Since Roe v. Wade was decided on Jan.,For those deeply invested in the notion that human life is precious, Jan. 22 was cause for despair. That day marked the thirty-fifth anniversary of the Supreme Court ruling that effectively imposed abortion upon America.
Since Roe v. Wade was decided on Jan. 22, 1973, some 40 million pregnancies have been terminated in the United States, according to the Department of Health and Human Services. In less sterile terms, that's 40 million unique and viable human beings who've been legally snuffed-out.
It would be foolish, of course, to pretend that abortions didn't occur before 1973, or that they would've ceased had the rulings been different. The practice is ancient, and was never uncommon in America.
Prior to Roe, however, pregnancy termination was less frequent, less acceptable. Legal restrictions and social taboos, combined with a culture that honored motherhood, meant significantly fewer abortions.
Indeed, in 1973, America was still very much in a "pro-life" frame of mind, with the unborn legally protected in thirty states. In sixteen others, abortion was allowed only in extreme cases, such as rape or incest. A mere four states had permissive termination-on-demand laws.
With the sanction of law, however, abortion acquired a moral varnish. Suddenly, it was no longer risky and criminal, but an easy option presented as a first and best choice. Legitimized, the aptly described "culture of death" flourished. Abortion rates spiked immediately after 1973 and climbed throughout the century, reports DHHS.
Numbers have lately dipped, but the raw total remains staggering.

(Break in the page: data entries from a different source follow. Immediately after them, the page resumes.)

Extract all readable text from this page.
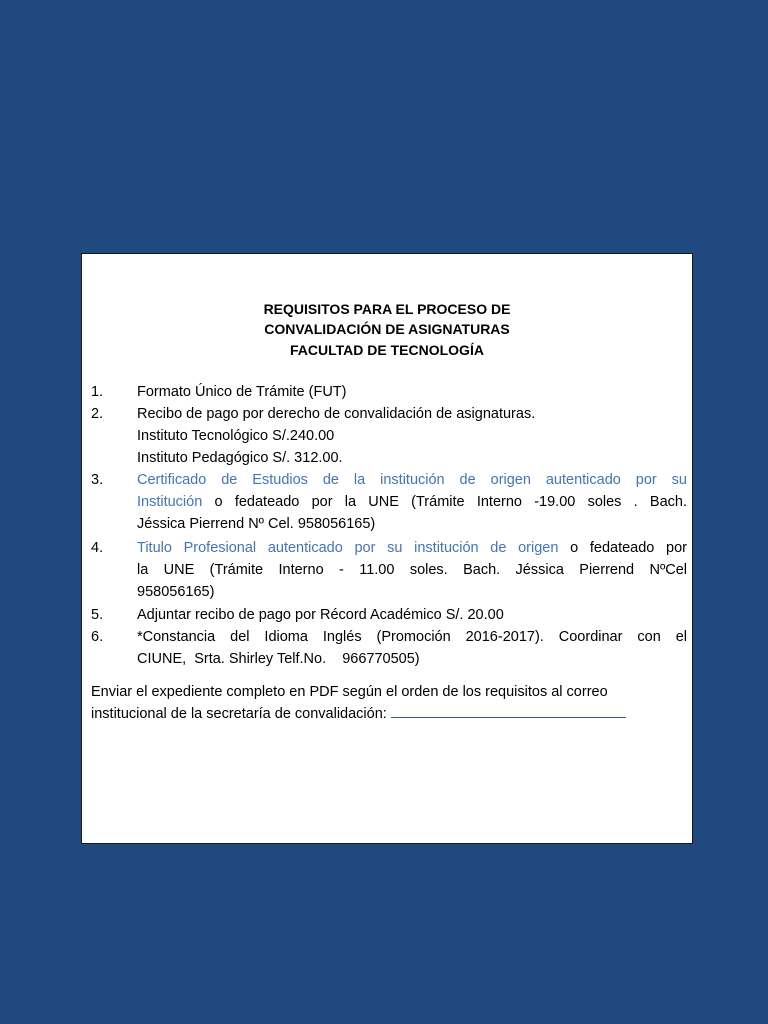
REQUISITOS PARA EL PROCESO DE
CONVALIDACIÓN DE ASIGNATURAS
FACULTAD DE TECNOLOGÍA
1.	Formato Único de Trámite (FUT)
2.	Recibo de pago por derecho de convalidación de asignaturas.
Instituto Tecnológico S/.240.00
Instituto Pedagógico S/. 312.00.
3.	Certificado de Estudios de la institución de origen autenticado por su
Institución o fedateado por la UNE (Trámite Interno -19.00 soles . Bach.
Jéssica Pierrend Nº Cel. 958056165)
4.	Titulo Profesional autenticado por su institución de origen o fedateado por
la UNE (Trámite Interno - 11.00 soles. Bach. Jéssica Pierrend NºCel
958056165)
5.	Adjuntar recibo de pago por Récord Académico S/. 20.00
6.	*Constancia del Idioma Inglés (Promoción 2016-2017). Coordinar con el
CIUNE,  Srta. Shirley Telf.No.    966770505)
Enviar el expediente completo en PDF según el orden de los requisitos al correo
institucional de la secretaría de convalidación:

By measure of the Guttmacher Institute, a reproductive health group, 2005 saw 1.2 million abortions.
Amazingly, this vast but quiet destruction is taking place despite scientific advances which illuminate the reality of human life in utero. Three dimensional ultrasounds allow us to actually witness the lightning fast development of the fetus in its first ten weeks of life, during which most abortions occur. In that stretch of time, the brain, heart and major organs emerge and begin functioning: the child is on a trajectory to healthy maturity.

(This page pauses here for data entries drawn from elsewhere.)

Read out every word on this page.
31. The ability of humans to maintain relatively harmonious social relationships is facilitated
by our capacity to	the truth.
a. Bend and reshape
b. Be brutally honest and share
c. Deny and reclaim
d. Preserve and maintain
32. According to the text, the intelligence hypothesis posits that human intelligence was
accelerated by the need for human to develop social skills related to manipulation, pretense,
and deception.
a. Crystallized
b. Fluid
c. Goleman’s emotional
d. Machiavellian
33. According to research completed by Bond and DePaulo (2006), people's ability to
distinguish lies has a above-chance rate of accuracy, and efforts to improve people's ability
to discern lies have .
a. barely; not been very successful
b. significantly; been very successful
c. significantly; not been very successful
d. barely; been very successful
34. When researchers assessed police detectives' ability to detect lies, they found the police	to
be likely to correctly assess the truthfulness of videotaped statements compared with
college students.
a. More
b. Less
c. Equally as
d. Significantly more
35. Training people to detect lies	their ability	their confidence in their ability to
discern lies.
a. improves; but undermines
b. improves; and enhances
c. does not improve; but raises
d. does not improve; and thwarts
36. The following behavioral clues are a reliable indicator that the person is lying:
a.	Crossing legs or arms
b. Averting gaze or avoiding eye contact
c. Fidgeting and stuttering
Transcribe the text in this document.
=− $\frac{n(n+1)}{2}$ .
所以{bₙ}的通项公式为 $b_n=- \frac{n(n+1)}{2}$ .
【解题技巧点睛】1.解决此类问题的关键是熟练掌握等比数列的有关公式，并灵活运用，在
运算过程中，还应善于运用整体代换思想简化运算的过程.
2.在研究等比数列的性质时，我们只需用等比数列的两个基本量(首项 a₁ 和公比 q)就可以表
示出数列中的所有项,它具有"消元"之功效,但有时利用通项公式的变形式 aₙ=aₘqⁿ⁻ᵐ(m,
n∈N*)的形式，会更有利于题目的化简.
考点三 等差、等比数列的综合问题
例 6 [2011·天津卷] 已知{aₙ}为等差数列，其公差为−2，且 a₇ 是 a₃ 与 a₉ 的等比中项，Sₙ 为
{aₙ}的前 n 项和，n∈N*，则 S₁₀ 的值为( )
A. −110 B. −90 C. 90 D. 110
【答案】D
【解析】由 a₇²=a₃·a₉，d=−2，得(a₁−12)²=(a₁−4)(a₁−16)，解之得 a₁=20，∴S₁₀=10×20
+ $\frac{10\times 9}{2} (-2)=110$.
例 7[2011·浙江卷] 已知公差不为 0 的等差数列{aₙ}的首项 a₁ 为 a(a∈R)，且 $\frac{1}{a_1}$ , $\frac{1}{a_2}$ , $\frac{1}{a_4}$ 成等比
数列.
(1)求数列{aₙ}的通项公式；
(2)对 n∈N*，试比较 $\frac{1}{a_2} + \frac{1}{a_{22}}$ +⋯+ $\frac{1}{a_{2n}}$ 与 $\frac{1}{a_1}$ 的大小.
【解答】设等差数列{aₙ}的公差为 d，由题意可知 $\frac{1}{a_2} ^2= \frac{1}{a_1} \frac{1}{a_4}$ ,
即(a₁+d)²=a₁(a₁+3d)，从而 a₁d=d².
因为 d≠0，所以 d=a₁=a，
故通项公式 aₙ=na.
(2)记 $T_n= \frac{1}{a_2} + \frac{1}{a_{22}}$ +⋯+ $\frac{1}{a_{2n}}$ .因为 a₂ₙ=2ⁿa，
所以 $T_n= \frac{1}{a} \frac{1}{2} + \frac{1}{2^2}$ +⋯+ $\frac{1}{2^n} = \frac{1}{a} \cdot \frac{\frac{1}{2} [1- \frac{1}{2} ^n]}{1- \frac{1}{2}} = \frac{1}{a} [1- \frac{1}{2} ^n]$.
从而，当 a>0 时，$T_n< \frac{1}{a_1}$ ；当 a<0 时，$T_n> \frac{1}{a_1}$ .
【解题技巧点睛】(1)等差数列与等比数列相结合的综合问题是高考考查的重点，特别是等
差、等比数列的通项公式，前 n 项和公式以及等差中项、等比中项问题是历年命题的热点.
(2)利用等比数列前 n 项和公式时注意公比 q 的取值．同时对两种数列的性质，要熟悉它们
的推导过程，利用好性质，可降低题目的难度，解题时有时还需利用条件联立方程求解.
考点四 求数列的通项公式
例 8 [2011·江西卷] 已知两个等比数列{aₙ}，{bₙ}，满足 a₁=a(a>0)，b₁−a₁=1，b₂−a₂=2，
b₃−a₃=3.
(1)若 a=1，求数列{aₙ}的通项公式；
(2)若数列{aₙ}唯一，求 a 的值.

There's a temptation to dissociate our adult self from our fetal form, but any such demarcation is faulty and ideologically charged. Stages of human development are not discrete; one is not better or worse than the next. What's certain is that upon conception, the child is biologically distinct (and, by some reckonings, possessed by a soul).
Unless we are to judge a man's worth by his size and age and mental faculties, we must accept this principle: from first stirring to last, an individual is entitled to life and liberty.

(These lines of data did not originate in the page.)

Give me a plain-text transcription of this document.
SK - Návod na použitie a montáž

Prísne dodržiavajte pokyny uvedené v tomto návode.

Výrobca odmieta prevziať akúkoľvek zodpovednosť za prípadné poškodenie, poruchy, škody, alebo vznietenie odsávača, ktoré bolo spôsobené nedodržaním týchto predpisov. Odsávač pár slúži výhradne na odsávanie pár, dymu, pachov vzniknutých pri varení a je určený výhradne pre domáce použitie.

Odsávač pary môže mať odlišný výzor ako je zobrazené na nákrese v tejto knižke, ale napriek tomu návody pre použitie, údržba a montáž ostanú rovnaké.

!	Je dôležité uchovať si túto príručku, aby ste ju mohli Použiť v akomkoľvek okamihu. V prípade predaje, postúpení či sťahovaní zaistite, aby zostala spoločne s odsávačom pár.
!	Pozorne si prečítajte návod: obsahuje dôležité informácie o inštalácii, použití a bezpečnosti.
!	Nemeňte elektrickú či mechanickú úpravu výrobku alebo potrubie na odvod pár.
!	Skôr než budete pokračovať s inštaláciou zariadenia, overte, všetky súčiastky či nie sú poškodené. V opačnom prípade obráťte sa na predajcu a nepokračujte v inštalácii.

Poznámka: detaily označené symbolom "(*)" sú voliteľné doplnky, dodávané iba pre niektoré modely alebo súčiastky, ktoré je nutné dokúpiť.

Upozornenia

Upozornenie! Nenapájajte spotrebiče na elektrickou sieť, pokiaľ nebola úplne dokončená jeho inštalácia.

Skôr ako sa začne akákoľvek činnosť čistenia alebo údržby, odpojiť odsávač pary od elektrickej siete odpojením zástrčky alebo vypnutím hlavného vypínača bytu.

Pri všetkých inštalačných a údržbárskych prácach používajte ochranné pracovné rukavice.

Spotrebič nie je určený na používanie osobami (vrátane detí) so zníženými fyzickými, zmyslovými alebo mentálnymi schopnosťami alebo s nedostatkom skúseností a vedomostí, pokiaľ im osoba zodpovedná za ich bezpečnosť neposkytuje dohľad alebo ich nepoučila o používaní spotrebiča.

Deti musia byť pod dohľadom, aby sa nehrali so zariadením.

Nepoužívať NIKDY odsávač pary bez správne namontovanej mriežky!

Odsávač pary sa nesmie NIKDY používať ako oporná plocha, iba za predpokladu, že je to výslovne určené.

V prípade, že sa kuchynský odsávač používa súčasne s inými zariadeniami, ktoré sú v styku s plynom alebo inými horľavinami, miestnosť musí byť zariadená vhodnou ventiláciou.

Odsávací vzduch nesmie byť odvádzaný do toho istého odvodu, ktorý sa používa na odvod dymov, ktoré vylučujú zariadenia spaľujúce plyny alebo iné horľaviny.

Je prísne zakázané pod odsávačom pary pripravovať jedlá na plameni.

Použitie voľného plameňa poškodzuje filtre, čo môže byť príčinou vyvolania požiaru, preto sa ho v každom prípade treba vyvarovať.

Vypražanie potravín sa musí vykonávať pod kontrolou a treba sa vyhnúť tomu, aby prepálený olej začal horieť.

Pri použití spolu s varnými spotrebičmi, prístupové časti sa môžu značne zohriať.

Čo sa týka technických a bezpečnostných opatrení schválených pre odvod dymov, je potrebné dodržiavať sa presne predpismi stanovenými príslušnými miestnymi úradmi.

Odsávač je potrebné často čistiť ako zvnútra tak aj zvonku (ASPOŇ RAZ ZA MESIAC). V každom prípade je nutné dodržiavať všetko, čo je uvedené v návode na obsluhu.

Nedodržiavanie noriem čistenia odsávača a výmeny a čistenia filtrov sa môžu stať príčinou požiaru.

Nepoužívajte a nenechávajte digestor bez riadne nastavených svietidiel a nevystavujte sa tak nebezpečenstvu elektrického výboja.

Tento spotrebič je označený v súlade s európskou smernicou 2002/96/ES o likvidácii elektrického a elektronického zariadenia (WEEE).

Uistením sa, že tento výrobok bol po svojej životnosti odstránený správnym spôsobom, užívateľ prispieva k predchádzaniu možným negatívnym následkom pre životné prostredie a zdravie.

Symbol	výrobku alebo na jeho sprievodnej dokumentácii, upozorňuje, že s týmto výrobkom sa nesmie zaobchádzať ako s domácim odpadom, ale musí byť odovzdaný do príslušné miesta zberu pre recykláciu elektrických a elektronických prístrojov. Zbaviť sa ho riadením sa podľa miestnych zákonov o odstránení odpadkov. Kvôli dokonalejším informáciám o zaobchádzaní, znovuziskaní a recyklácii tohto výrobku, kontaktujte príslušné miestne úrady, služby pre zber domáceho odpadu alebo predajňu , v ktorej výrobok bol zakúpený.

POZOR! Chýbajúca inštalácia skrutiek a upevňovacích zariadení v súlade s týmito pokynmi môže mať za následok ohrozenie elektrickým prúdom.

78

Given the basic "personhood" of a prenatal human both biologically and spiritually, you'd think women would approach abortion only in dire medical circumstances. In fact, the polar opposite is true. A 1998 study by International Family Planning Perspectives showed that only five or six percent of terminations are due to health worries.
That same organization asserts that a desire to postpone childbearing, alleged lack of money or undefined relationship difficulties account for the vast majority of terminations. The Guttmacher Institute says that, of the 1.31 million abortions in 2000, just 13,000 were prompted by rape or incest.
The origin of this moral calamity is also depressing. Abortion liberalization wasn't achieved through democratic means. Instead, it was forced upon the public by judicial writ.
Such a morally questionable and socially divisive issue shouldn't have been settled by nine unelected D.C. magistrates. The states were unfairly and unnecessarily disenfranchised by the ruling, which upset a wealth of local statutes and centuries of common law.
Thankfully, certain legislators are working to erode the court's decision. They have won some battles, but the situation remains heartbreaking. In a first world country with top-notch hospitals, elaborate welfare programs and a solid adoption system, there's no excuse for aborting a child save medical emergency.
Our great teachers have said that we will be judged by our treatment of the very vulnerable.
As a society, then, it's imperative that we reclaim the moral vigor and basic decency to protect unborn children, who are indisputably the most defenseless and innocent among us.